- Interactive map of Locust Point
- Coordinates: 40°48′58″N 73°48′07″W﻿ / ﻿40.816°N 73.802°W
- Country: United States
- State: New York
- City: New York City
- Borough: The Bronx
- Community District: The Bronx 10

Area
- • Total: 0.416 sq mi (1.08 km^{2})

Population (2011)
- • Total: 1,479
- • Density: 3,560/sq mi (1,370/km^{2})

Economics
- • Median income: $85,072
- Time zone: UTC−05:00 (Eastern (EST))
- • Summer (DST): UTC−04:00 (Eastern (EDT))
- ZIP Codes: 10465
- Area code: 718, 347, 929, and 917
- Website: www.locustpoint.nyc

= Locust Point, Bronx =

Neighborhood in New York City

Locust Point (also Pirate Cove) is a small, peninsular neighborhood in the southeastern portion of the New York City borough of the Bronx. It is bounded by Harding Avenue on the north, the Throgs Neck Bridge to the east, and Eastchester Bay. The neighborhood is part of Bronx Community District 10. The area contains single-family houses, populated ethnically by Irish, German, and Italian families. A famous former resident of Locust Point is Michael Kay, the Yankees TV broadcaster on the YES Network and radio talk show host on 1050 ESPN radio. The Locust Point Yacht club occupies the outermost block before the bay.

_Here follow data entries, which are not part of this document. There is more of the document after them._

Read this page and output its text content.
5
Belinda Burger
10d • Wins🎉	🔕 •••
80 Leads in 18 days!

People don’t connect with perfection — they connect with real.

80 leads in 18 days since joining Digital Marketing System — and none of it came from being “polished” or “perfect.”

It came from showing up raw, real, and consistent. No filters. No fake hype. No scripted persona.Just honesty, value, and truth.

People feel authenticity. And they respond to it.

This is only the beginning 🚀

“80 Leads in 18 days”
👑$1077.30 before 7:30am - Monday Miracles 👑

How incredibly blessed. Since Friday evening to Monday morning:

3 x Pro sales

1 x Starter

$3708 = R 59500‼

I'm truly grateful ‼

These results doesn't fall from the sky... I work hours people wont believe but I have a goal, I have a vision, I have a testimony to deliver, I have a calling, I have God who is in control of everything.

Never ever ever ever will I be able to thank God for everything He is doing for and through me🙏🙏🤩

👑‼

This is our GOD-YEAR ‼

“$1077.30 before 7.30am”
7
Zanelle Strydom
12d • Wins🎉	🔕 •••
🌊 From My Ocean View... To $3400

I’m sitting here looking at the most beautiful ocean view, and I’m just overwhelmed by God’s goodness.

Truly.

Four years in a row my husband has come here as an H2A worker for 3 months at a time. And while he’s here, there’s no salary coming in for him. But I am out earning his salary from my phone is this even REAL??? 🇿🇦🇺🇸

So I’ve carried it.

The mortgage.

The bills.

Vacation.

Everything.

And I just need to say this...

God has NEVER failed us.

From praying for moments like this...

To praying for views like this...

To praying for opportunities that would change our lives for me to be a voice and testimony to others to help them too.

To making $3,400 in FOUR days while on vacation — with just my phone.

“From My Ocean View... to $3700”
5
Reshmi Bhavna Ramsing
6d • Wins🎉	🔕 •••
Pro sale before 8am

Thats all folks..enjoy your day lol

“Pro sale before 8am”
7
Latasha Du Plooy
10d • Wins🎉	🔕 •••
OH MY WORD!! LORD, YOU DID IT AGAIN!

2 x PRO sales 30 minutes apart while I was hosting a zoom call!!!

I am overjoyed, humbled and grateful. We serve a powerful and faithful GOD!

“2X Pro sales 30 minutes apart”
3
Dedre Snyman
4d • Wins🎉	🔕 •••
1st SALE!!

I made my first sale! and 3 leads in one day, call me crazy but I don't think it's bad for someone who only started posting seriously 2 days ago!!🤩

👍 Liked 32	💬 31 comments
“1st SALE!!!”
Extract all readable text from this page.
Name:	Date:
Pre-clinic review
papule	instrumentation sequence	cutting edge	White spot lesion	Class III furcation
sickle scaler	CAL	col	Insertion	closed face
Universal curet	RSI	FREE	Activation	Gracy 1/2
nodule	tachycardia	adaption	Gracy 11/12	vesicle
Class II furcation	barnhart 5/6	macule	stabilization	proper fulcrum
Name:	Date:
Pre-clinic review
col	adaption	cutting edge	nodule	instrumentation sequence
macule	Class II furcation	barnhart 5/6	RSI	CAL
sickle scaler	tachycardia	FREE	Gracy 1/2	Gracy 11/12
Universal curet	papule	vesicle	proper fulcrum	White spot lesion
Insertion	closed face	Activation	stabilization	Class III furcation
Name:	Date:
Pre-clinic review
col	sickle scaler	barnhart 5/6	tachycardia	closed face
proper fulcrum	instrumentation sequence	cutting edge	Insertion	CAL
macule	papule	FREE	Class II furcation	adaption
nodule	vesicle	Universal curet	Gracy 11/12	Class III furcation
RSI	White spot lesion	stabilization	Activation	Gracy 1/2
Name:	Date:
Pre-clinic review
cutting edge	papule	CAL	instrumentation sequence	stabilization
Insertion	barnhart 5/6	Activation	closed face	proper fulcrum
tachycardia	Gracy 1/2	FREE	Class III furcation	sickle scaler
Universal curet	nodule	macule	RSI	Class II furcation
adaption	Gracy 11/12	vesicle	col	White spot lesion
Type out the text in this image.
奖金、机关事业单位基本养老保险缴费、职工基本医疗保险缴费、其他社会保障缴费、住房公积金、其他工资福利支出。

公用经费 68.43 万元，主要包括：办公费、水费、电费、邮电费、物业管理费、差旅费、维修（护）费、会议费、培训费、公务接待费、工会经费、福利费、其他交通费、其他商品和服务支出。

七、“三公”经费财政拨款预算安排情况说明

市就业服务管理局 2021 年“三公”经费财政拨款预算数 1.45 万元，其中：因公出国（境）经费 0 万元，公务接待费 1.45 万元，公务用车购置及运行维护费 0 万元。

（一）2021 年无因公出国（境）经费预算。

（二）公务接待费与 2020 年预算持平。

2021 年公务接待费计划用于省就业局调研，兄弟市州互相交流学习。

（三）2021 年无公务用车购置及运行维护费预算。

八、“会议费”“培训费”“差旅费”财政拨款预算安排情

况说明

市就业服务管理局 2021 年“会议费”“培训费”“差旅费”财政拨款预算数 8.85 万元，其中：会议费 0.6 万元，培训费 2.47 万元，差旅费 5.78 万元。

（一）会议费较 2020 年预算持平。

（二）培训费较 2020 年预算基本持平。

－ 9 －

Locust Point used to be an island called Locust Island, however, the waterway that separated it from mainland Bronx was filled in and built upon. After it was no longer an island, its name was changed. Part of the landfill was for the bridge's northern ramp and toll plaza. Before it was Locust Island, it was called Wrights Island because it was owned by Captain J. T. Wright.